I think everyone was too late, as oil production per capita peaked back in 1979:
http://cassandralegacy.blogspot.com/201 ... k-oil.htmlThe IEA states in its 2010 report that conventional oil production took place in 2005, and in order to deal with that and global warming the following have to take place:
1. Oil demand increase must be cut to 0.7 pct a year (from 2 pct a year for the last few decades) through high prices and government intervention.
2. Make sure that oil producers maximize production, even if it means reaching the maximum depletion rate and fully utilizing URR at all costs. Hopefully, the high prices will lead to that.
3. Governments must engage in stronger intervention and cooperate and coordinate with each other to make sure that more renewable energy is utilized to make up for the drop in oil demand. At the same time, lower oil consumption and greater use of renewable energy will not allow carbon emissions to continue rising, thus allowing the world to avoid the effects of global warming.

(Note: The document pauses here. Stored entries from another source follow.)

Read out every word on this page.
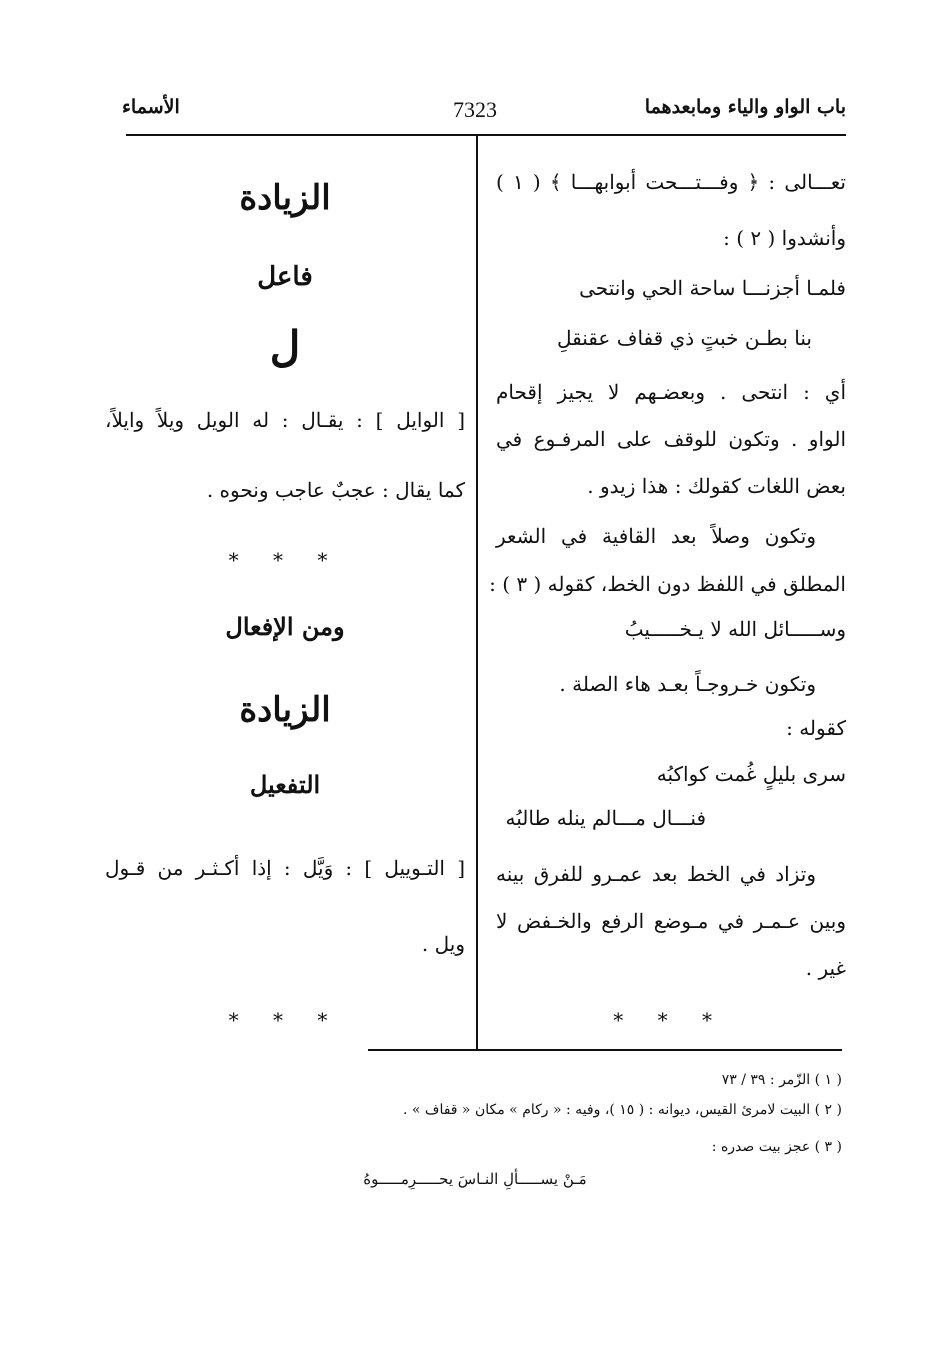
باب الواو والياء ومابعدهما
7323
الأسماء
تعـــالى : ﴿ وفـــتـــحت أبوابهـــا ﴾ ( ١ )
وأنشدوا ( ٢ ) :
فلمـا أجزنـــا ساحة الحي وانتحى
بنا بطـن خبتٍ ذي قفاف عقنقلِ
أي : انتحى . وبعضـهم لا يجيز إقحام
الواو . وتكون للوقف على المرفـوع في
بعض اللغات كقولك : هذا زيدو .
وتكون وصلاً بعد القافية في الشعر
المطلق في اللفظ دون الخط، كقوله ( ٣ ) :
وســـــائل الله لا يـخـــــيبُ
وتكون خـروجـاً بعـد هاء الصلة .
كقوله :
سرى بليلٍ غُمت كواكبُه
فنـــال مـــالم ينله طالبُه
وتزاد في الخط بعد عمـرو للفرق بينه
وبين عـمـر في مـوضع الرفع والخـفض لا
غير .
* * *
الزيادة
فاعل
ل
[ الوايل ] : يقـال : له الويل ويلاً وايلاً،
كما يقال : عجبٌ عاجب ونحوه .
* * *
ومن الإفعال
الزيادة
التفعيل
[ التـوييل ] : وَيَّل : إذا أكـثـر من قـول
ويل .
* * *
( ١ ) الزّمر : ٣٩ / ٧٣
( ٢ ) البيت لامرئ القيس، ديوانه : ( ١٥ )، وفيه : « ركام » مكان « قفاف » .
( ٣ ) عجز بيت صدره :
مَـنْ يســـــألِ النـاسَ يحـــــرِمـــــوهُ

Thus, the IEA argued that energy production from all oil and gas sources worldwide will not peak by 2037 only if these conditions are met. Most mistakenly thought that the IEA forecast will take place easily and automatically, or that more reserves discovered will automatically translate to higher production rates.
The reality is that oil consumption has been rising and not falling even with more renewable energy use. That is because we are in a global capitalist economy driven by competition, with much of manufacturing and food production heavily reliant on fossil fuels. Even components for renewable energy require oil, especially petrochemicals. There is also a large and growing global middle class that is spending on more goods and services. More important, governments rely on more spending and consumption to earn more revenues. Forcing economies to cut down on oil use works against them. Most important, banks and other financial institutions, benefit primarily through increased production and consumption of goods and services, as that is the ultimate source of returns on investment. In which case, a drop in oil consumption works against them as well.
Second, oil producers do not normally reach the maximum depletion rate or exhaust much of resources. More important, high prices do not necessarily lead to significant increases in production, as seen in the last decade, as we are forced to use unconventional production even with a tripling of prices. Worse, higher oil prices increases the costs of many other things, including food, and that works against not just consumers and manufacturers (even of renewable energy) but even oil producers.
Finally, governments for many decades have not been able to cooperate or coordinate with each other, preferring instead to engage in trade agreements which require more extraction of resources or more production of goods and services, if not use military forces for economic or strategic advantages.
With that, one should expect for the long term more of what has been happening the last few years: high oil prices contributing to high food prices and in general higher costs for various goods and services, these worsened by the effects of floods, droughts, and heat waves, continued carbon emission increases as resource consumption worldwide grows even with higher prices, as various needs (such as food and medicine, not to mention fresh water) need to be met, the consequences of higher prices on economies, which include more social unrest, austerity measures, and unemployment, and more conflict resulting from these crises.